Aujourd’hui, j’aimerais vous proposer une petite promenade sur la terre d’Elion, le monde de Schimeï. Si vous êtes prêts à vous lever tôt, je vous emmène avec moi !
Les rayons rouges du premier soleil franchirent l’horizon pour venir caresser les ailes immaculées de l’aigle. L’animal plana sur les courants jusqu’aux immenses falaises campées dans un brouillard perpétuel, là, au beau milieu de la mer.
Le rapace avisa une petite barque de pêcheur qui longeait la masse grise. Il savait qu’elle ne s’en approcherait pas davantage. Nul ne pouvait violer les secrets de ce lieu et survivre.
Comme escompté, l’embarcation vira de bord tandis que les rayons du second soleil frappaient le haut du mat. Le vent s’engouffra dans la toile claire. Le bateau fit un bond en avant, s’éloigna des brumes et se dirigea à vive allure vers les pinces de crabes, ces deux avancées de terre à l’embouchure de la baie des Déesses. Il franchit le défilé et entra au coeur de la terre d’Elion.
L’aigle donna un coup d’ailes puissant pour s’approcher de la côte. Son oeil doré se posa sur le premier des trois villages perchés en haut des falaises qui dominaient la baie. Lo-Oraly dormait encore. A l’est, presque au bout des pinces de crabe, le cercle de maisons de bois se fondaient dans les lueurs ténues de l’aube. L’oeil acéré de l’aigle fouilla les rues désertes pour finalement s’arrêter au centre. Là, un immense trou noir – le Gouffre Vert – plongeait dans les ténèbres.
L’aigle descendit vers la gueule béante et profita d’un courant ascendant pour survoler la forêt. Les rayons violets y posaient un premier baiser. Brusquement, ils se mirent à courir dans les cimes, éveillant une nuée d’oiseaux sous leur étreinte silencieuse. L’aigle accéléra. Il précéda les soleils au-dessus de Val-Torel, le second village Gandaris. Au nord, quasiment en face des pinces de crabes et des falaises interdites, un groupe de guerriers s’entrainaient déjà.
Alors que l’aigle planait au-dessus des toits ornées de pierres précieuses multicolores, les soleils le rattrapèrent. Un flot scintillant dansa dans son oeil puis explosa autour de lui en une gerbe de lumière.

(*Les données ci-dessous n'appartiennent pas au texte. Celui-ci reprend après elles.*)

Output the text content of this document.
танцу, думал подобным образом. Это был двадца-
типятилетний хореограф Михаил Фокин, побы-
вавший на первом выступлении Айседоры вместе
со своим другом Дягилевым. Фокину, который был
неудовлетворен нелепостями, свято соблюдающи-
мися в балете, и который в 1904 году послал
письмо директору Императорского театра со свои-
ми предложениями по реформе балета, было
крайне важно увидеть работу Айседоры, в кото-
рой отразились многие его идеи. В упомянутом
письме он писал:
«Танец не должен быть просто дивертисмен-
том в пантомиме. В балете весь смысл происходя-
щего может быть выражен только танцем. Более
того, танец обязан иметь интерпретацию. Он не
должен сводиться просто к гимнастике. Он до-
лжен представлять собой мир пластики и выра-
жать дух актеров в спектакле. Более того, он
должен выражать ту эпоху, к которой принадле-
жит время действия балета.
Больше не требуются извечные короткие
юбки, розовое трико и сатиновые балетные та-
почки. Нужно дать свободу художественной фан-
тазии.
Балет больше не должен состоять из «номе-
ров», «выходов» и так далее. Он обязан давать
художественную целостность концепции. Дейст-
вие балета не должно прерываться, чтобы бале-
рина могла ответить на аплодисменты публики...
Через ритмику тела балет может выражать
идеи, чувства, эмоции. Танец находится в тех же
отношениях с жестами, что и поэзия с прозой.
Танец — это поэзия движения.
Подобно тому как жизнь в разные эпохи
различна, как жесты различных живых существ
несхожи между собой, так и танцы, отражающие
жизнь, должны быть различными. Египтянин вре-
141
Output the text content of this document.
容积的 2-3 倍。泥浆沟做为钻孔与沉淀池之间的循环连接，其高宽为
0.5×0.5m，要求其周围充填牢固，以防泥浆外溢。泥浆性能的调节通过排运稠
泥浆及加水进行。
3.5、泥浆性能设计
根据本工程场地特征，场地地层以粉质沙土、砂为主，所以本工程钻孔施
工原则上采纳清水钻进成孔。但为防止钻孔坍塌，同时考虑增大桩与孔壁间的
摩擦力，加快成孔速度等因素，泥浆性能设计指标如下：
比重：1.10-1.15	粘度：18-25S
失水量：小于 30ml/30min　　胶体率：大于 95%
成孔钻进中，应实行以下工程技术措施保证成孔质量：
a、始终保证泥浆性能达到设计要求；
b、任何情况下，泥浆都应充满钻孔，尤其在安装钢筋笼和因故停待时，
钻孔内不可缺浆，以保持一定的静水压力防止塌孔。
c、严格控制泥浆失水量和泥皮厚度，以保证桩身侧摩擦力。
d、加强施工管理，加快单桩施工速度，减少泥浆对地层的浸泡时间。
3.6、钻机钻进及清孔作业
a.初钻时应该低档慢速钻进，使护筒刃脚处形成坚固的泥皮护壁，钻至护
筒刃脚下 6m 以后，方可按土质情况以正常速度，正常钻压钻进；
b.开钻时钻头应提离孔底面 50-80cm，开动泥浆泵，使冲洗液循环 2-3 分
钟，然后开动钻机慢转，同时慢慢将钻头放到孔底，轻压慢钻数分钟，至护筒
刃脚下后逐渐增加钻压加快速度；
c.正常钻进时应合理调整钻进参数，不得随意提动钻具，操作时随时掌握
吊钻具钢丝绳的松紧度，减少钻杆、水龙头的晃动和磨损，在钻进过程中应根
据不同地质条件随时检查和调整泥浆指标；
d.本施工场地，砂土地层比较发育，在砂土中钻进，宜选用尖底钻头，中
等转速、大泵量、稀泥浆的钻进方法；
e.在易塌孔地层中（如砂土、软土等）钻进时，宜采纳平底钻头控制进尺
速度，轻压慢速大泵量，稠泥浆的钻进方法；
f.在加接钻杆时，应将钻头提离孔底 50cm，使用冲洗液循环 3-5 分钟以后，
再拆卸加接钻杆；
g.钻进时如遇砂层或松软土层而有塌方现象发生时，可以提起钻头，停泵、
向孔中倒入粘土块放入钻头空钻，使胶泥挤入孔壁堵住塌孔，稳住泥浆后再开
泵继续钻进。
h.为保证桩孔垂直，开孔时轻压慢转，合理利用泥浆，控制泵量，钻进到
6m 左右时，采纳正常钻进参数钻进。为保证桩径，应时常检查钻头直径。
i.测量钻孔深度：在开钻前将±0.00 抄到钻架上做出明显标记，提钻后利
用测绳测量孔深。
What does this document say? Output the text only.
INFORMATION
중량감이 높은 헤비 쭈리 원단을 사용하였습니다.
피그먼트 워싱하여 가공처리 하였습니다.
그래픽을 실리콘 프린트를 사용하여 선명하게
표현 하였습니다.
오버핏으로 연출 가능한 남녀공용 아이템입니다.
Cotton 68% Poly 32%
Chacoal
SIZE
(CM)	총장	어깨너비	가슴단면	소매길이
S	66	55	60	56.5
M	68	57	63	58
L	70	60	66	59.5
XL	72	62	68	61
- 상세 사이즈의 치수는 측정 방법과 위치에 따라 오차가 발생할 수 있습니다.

L’aigle inclina la tête sur la gauche. Au sud-ouest, de la fumée s’échappait des cheminées de Rune, le village Runadel. Sous les pilotis qui soutenaient les maisons, quelques silhouettes s’activaient. Un groupe d’enfants descendit le sentier qui menait à la plage. Ils firent de grands gestes de la main pour accueillir le bateau qui accostait près des cabanes de pêcheurs.
L’aigle les laissa pour s’élever plus haut. Les villages se transformèrent en tâches insignifiantes, posées au coeur d’un monde bien plus vaste. Le rapace dominait maintenant la presque’île d’Elion. Il en apprécia les différences.
A l’ouest se trouvaient de nombreuses rivières sur lesquelles aimaient naviguer les quelques familles nomades des Runadels. Des marais. Quelques lacs aussi. Le plus important, le lac étoile flamboyait aux soleils. Pourtant, au sein des reflets étincelants, demeurait une tâche grise : une île dangereuse, cachée dans les brumes.
A l’est, les rivières étaient plus rares, les montagnes et les forêts plus nombreuses.
Deux territoires, deux ailes de papillon qui se rejoignaient pour former une même terre enlacée d’ombres et de lumières.
L’aigle avança un peu plus vers les frontières du nord. D’un simple coup d’oeil, il engloba les grandes montagnes aux sommets neigeux qui barraient la route au nord-ouest comme au nord-est. De chacune des chaines partait une grosse rivière : l’Orou et l’Oble.
Et derrière les rivières, une nouvelle barrière de brouillards infranchissables.
L’aigle s’en approcha. Ses ailes blanches, auréolés d’une clarté violette, se replièrent brusquement tandis qu’il plongeait à toute vitesse derrière Ganadel, la cité fantôme. Il traversa les brumes et atteignit les terres inexplorées.